Energy security, and environmental and livability concerns drive government policy on green-building technologies but eventually cost and affordability determine the extent and pace of adoption, according to Lux Research. The firm ranked 21 countries using these factors to determine the best markets for green buildings.
“Buildings are the spine of the increasingly urban world we find ourselves in, now containing over 50 per cent of the global human population. Buildings use 40 per cent of the world’s energy and account for 40 per cent of the carbon dioxide emissions,” said Aditya Ranade, Lux Research Analyst and the lead author of the report titled, “Policy’s Dramatic Impact on Green Buildings: The Global Hotspots.”
“Policy measures, along with ability to pay, payback periods, and addressable market size, should determine a firm’s decision on which countries to invest precious market development funds in,” he added.
Lux Research analysts examined 21 countries that account for 80 per cent of the world’s GDP on a Lux Nations Ranking Chart, assessing how unique policy drivers in each country create an opportunity for specific green-building technologies. Among their findings:
- Rich nations set the trend. Countries with high per capita incomes tend to be early adopters of expensive technologies and emerging technologies such as dynamic windows, green roofs and BIPV. These nations — such as the US, Singapore, South Korea, Germany and Australia — also create attractive policy regimes for green buildings.

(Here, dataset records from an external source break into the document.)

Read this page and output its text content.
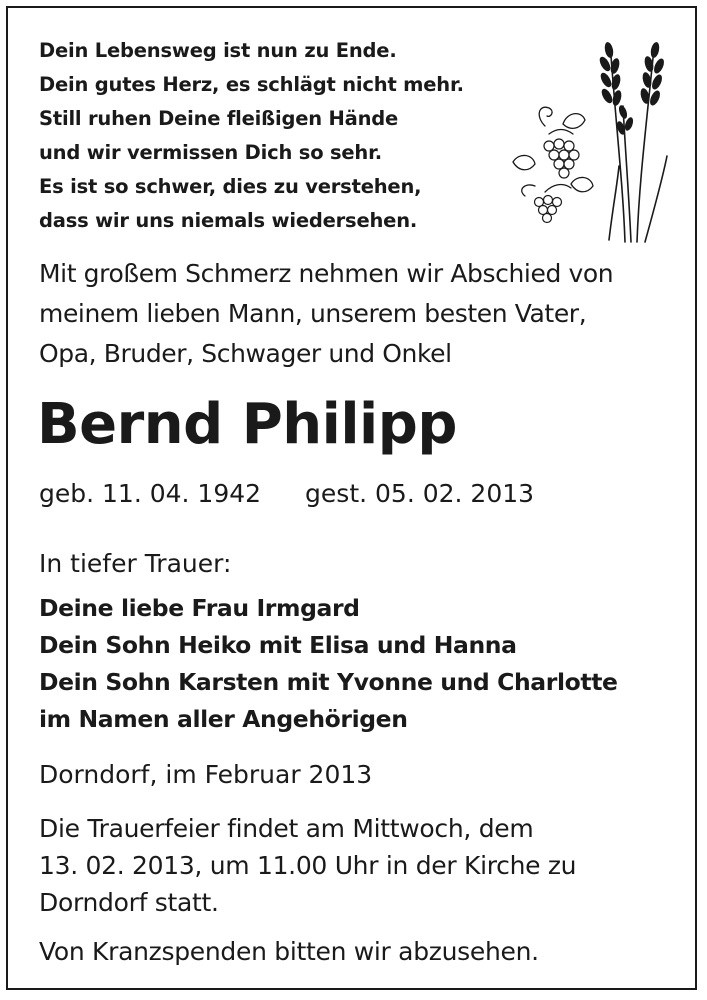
Dein Lebensweg ist nun zu Ende.
Dein gutes Herz, es schlägt nicht mehr.
Still ruhen Deine fleißigen Hände
und wir vermissen Dich so sehr.
Es ist so schwer, dies zu verstehen,
dass wir uns niemals wiedersehen.
Mit großem Schmerz nehmen wir Abschied von
meinem lieben Mann, unserem besten Vater,
Opa, Bruder, Schwager und Onkel
Bernd Philipp
geb. 11. 04. 1942 gest. 05. 02. 2013
In tiefer Trauer:
Deine liebe Frau Irmgard
Dein Sohn Heiko mit Elisa und Hanna
Dein Sohn Karsten mit Yvonne und Charlotte
im Namen aller Angehörigen
Dorndorf, im Februar 2013
Die Trauerfeier findet am Mittwoch, dem
13. 02. 2013, um 11.00 Uhr in der Kirche zu
Dorndorf statt.
Von Kranzspenden bitten wir abzusehen.
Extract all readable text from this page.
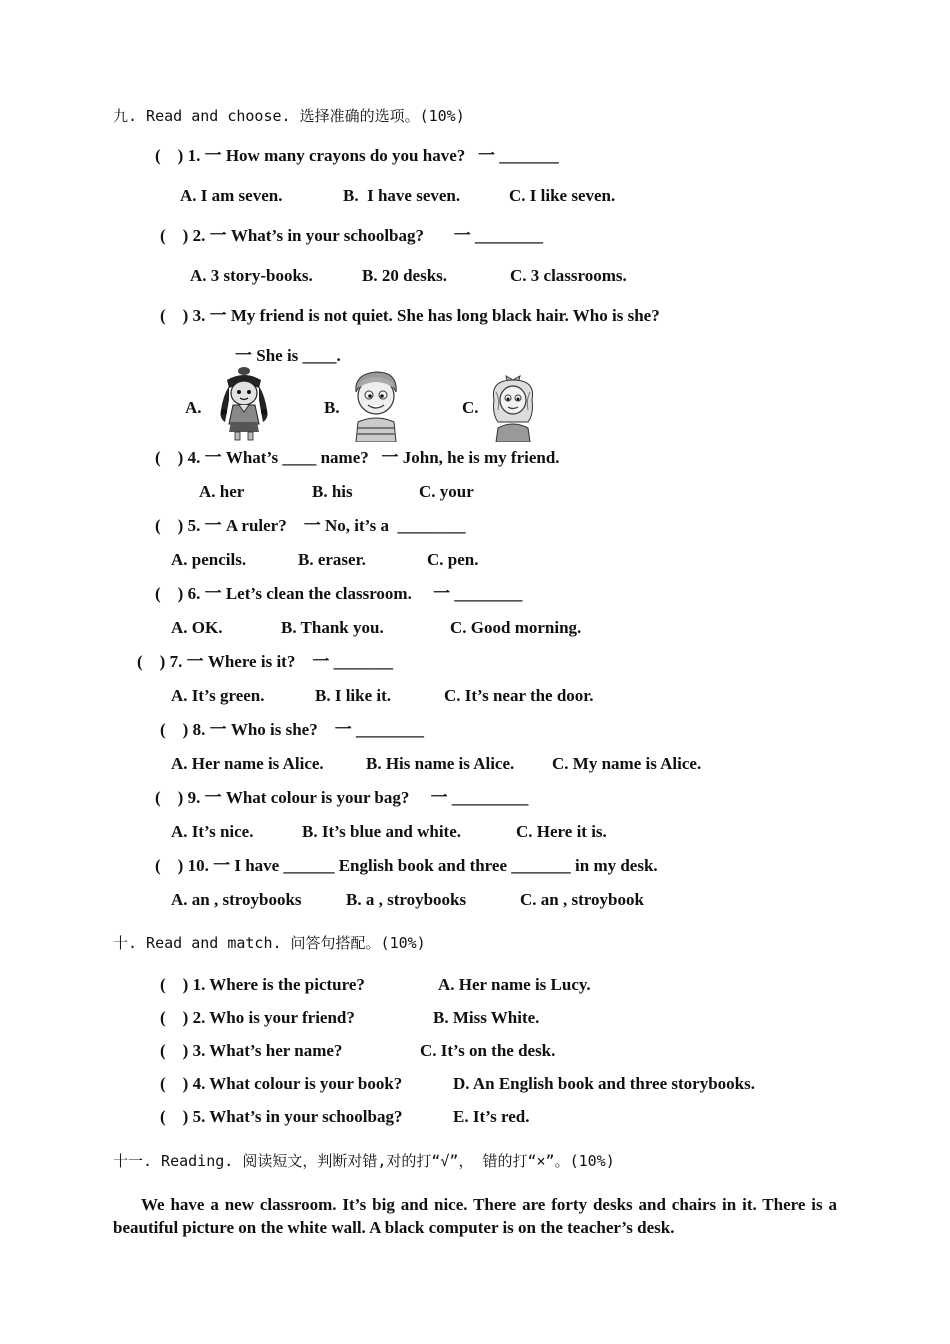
九. Read and choose. 选择准确的选项。(10%)
(    ) 1. 一 How many crayons do you have?   一 _______
A. I am seven.	B.  I have seven.	C. I like seven.
(    ) 2. 一 What’s in your schoolbag?       一 ________
A. 3 story-books.	B. 20 desks.	C. 3 classrooms.
(    ) 3. 一 My friend is not quiet. She has long black hair. Who is she?
一 She is ____.
A.	B.	C.
(    ) 4. 一 What’s ____ name?   一 John, he is my friend.
A. her	B. his	C. your
(    ) 5. 一 A ruler?    一 No, it’s a  ________
A. pencils.	B. eraser.	C. pen.
(    ) 6. 一 Let’s clean the classroom.     一 ________
A. OK.	B. Thank you.	C. Good morning.
(    ) 7. 一 Where is it?    一 _______
A. It’s green.	B. I like it.	C. It’s near the door.
(    ) 8. 一 Who is she?    一 ________
A. Her name is Alice. B. His name is Alice. C. My name is Alice.
(    ) 9. 一 What colour is your bag?     一 _________
A. It’s nice.	B. It’s blue and white.	C. Here it is.
(    ) 10. 一 I have ______ English book and three _______ in my desk.
A. an , stroybooks	B. a , stroybooks	C. an , stroybook
十. Read and match. 问答句搭配。(10%)
(    ) 1. Where is the picture?	A. Her name is Lucy.
(    ) 2. Who is your friend?	B. Miss White.
(    ) 3. What’s her name?	C. It’s on the desk.
(    ) 4. What colour is your book?	D. An English book and three storybooks.
(    ) 5. What’s in your schoolbag?	E. It’s red.
十一. Reading. 阅读短文，判断对错,对的打“√”， 错的打“×”。(10%)
We have a new classroom. It’s big and nice. There are forty desks and chairs in it. There is a beautiful picture on the white wall. A black computer is on the teacher’s desk.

- Global cooperation is growing. Unlike securing energy supply, which is viewed as a zero-sum game, green buildings and energy efficiency are seen as “win-win” possibilities, leading to cooperation, like the work between USAID and India’s BEE on developing the ECBC codes and carbon emission cap-and-trade programs in several countries.
- Oil-rich nations are laggards; fast-growing countries are ahead. Energy-rich countries like Brazil lag in policies to promote green buildings but fast-growing nations are ahead on account of their need to contain ever-increasing energy costs and simultaneously reduce greenhouse gas emissions.
The report, titled “Policy’s Dramatic Impact on Green Buildings: The Global Hotspots,” is part of the Lux Research Sustainable Building Materials Intelligence service.